You do not need a perfect floral brief before you reach out. Most clients start with fragments, a saved color palette, a few venue photos, one bouquet they love, and a feeling they want the room to hold.
That is a normal place to begin. A good consultation gives those fragments shape, so the next steps feel calm instead of vague.
At Fiore, the consultation process is how we turn taste into decisions. It helps us understand the occasion, the space, the budget, and the kind of floral work that will matter most, whether you are planning a wedding, a private event, or weekly floral services.
Clients rarely begin with flower names. They begin with language like soft and sculptural, clean and modern, romantic but not fussy, lush but not heavy. The consultation is where that language becomes scale, palette, mechanics, vessel choices, delivery timing, and a design plan that fits the moment.

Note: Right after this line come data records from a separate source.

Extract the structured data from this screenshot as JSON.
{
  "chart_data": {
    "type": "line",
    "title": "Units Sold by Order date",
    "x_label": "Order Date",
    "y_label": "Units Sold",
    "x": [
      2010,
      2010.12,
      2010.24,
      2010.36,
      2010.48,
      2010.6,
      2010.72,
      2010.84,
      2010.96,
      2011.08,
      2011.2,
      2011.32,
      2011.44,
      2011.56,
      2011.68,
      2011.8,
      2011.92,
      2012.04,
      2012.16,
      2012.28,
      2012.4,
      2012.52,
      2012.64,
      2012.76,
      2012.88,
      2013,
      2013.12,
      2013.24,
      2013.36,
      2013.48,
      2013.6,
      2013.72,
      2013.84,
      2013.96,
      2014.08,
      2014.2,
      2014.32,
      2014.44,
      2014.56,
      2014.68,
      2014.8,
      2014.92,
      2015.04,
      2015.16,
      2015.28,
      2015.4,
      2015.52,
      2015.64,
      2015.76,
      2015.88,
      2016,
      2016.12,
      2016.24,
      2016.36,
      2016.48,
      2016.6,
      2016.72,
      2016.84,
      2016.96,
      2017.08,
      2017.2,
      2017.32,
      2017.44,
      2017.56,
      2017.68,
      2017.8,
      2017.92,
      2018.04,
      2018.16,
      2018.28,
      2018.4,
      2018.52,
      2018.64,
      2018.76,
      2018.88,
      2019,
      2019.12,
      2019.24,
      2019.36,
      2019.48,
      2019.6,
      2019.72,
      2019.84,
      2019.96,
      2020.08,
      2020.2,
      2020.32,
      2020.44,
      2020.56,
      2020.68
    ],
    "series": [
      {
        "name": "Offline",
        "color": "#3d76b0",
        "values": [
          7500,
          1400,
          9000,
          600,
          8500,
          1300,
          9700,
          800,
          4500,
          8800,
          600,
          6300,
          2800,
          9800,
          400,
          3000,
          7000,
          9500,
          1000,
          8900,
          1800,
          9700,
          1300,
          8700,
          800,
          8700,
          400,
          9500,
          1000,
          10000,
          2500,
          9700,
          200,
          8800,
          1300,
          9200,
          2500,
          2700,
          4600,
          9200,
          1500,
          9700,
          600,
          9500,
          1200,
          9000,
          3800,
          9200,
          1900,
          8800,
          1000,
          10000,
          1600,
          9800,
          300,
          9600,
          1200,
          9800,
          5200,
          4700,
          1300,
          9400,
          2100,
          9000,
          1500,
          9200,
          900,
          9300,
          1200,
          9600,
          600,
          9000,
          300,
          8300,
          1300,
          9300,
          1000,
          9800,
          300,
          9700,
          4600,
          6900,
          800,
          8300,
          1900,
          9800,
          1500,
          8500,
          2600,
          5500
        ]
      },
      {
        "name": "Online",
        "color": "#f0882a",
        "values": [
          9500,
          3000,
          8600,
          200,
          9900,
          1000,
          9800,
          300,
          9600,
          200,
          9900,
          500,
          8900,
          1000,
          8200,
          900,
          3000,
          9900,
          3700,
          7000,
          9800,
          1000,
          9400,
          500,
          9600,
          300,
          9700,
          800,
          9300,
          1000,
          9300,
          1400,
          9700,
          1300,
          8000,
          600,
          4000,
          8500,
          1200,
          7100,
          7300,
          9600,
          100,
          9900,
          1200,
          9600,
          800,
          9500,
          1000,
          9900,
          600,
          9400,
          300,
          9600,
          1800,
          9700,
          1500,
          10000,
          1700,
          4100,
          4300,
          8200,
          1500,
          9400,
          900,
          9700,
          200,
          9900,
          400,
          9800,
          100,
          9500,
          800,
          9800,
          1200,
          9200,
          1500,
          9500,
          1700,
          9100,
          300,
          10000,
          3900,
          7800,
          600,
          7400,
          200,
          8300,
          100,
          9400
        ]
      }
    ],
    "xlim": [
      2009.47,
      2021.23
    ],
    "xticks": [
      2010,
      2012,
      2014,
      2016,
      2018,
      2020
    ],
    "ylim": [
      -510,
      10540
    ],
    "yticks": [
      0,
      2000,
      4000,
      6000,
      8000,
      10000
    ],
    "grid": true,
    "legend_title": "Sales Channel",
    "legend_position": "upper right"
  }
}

Why the consultation matters
A floral consultation is not a sales script. It is the start of a working relationship. Its job is to make sure the flowers fit the room, the mood, and the priorities behind the budget.
That matters because most floral decisions are connected. If the ceremony needs the strongest visual moment, that affects what happens at the reception. If the room already has bold architecture, the flowers may need restraint instead of volume. If the budget needs to work hard, the consultation helps decide where impact belongs.
Clients often tell us they want to feel understood before anything else. That shows up in Fiore reviews again and again. One client said Masha “took the time to really listen to us and understand what we were hoping to create.” That kind of listening is not extra, it is the process.
If you want a broader primer on how floral choices shape a room, our guide to floral design is a useful place to start.
Your first step, the initial inquiry
Every strong consultation starts with a short exchange. We need just enough information to understand the date, location, scale, and kind of help you need.
You do not need every detail finalized. Approximate information is still helpful at this stage.
What to share in your inquiry
- Date: The first question is always availability.
- Venue or delivery location: A hotel, private home, office lobby, and restaurant each ask for something different.
- Guest count or scale: Even a rough range helps shape the recommendation.
- Budget range: This helps us suggest the right scope from the start.
- Type of floral service: Wedding flowers, event florals, weekly floral services, or a custom request.
For studio inquiries, Fiore replies in under 48 hours. That early clarity helps you know whether the project is a fit before you spend time refining details.